Monday, January 16, 2012

Semarang (XXIII)

Terkadang aku ingin pergi jauh, ke tempat dimana tidak ada yang mengenalku dan akupun tidak bertemu dengan orang-orang yang aku kenal. Hanya aku dan lingkungan baru.
Aku tidak ingin berada di lingkungan lama yang terus meracuniku dengan hal-hal yang membuatku terluka. Inginku berjalan tanpa beban, tanpa tatapan sinis dari orang yang bahkan hanya mengenalku dipermukaan.
Aku ingin bebas, ingin menapaki dunia baru.. Tapi tentu saja kan ku bawa kau bersamaku. Biarlah yang lain kita tinggalkan dibelakang. Aku hanya mau kamu, untuk saat ini dan yang akan datang.


“Sstt Joko, sstt woyy”
Joko pemuda yang bekerja sebagai tukang kebun itu sedang asik merapikan tanaman anggrek di halaman belakang. Ia menoleh
“Mas manggil saya?”
“Ya iyalah, siapa lagi, sini cepetan” Yosi masih berbisik
“Iya mas, ada apa?”
“Lo tolong cariin taxi, terus kalo udah dapet jangan elo bawa kesini, tapi parkir di depan rumah sebelah aja” Joko manggut-manggut walau belum mengerti situasi
“Tapi elo sekarang ke kamar gue dulu, bawa turun koper yang ada dikamar, nah terus lo bawa deh naik taxi.
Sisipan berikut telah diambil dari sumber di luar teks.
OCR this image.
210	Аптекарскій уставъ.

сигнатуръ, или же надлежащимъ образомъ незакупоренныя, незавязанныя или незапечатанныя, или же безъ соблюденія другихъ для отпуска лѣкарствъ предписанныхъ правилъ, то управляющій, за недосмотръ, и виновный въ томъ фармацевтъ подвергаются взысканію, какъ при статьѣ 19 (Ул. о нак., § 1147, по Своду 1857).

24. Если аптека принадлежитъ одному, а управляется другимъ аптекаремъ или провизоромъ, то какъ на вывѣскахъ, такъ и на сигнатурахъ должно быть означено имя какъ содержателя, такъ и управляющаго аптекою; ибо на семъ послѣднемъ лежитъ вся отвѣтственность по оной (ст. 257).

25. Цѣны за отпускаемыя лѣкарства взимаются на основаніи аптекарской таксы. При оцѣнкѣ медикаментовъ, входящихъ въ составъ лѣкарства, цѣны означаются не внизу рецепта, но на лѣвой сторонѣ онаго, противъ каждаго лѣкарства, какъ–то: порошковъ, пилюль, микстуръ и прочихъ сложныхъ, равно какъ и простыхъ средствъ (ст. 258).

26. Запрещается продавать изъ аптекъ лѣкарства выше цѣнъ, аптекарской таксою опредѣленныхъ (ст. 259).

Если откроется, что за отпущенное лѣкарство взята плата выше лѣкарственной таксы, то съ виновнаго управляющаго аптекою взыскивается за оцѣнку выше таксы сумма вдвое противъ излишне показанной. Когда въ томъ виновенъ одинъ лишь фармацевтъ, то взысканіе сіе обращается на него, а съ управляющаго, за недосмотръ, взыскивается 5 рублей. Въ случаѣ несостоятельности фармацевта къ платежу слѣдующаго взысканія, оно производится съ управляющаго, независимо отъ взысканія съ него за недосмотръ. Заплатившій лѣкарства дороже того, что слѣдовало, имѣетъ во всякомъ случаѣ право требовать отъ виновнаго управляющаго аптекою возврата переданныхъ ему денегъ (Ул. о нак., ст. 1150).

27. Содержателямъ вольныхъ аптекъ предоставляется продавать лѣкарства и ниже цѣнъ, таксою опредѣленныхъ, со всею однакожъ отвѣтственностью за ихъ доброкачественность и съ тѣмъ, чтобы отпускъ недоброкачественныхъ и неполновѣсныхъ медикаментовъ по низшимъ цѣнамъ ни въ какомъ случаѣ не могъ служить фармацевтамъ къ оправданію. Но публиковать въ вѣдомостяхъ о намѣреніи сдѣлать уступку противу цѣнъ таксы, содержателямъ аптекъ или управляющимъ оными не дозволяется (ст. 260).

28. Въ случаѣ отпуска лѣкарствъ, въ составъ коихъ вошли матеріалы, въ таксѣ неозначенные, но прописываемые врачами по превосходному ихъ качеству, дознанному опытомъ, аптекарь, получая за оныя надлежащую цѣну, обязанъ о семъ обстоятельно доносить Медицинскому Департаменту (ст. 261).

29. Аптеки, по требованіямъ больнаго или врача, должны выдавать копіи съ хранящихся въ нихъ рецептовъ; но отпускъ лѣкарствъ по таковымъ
Ngerti ngga?”
“Iya Mas” Joko manggut-manggut lagi
“Udah sana cepetan, nunggu apa lagi… Eh tapi inget jangan sampai ada yang lihat, termasuk Bik Onah” Bik Onah adalah kakak dari Joko, yang juga bekerja di rumah Yosi

----------

“Neng Dinda mau kemana? Tumben udah mandi hehe”
“Bosen Bik di rumah terus, aku mau ke mini market depan komplek ya”
“Waduh sama siapa?”
“Sama Nisa, tadi udah janjian. Udah dulu ya Bik, nanti dia nunggu kelamaan aku ngga enak” Dinda berlalu cepat dari hadapan Bik Jum, takut Bik Jum curiga atau bahkan menghalangi. Maaf ya Nis, nama elo gue pinjam, abisnya cuma elo tetangga yang sekaligus sahabat dekat.

Dinda menengok ke kanan dan kiri sebelum masuk ke taxi yang sudah menunggunya di pertigaan. Dadanya naik turun, hamil membuatnya gampang capek.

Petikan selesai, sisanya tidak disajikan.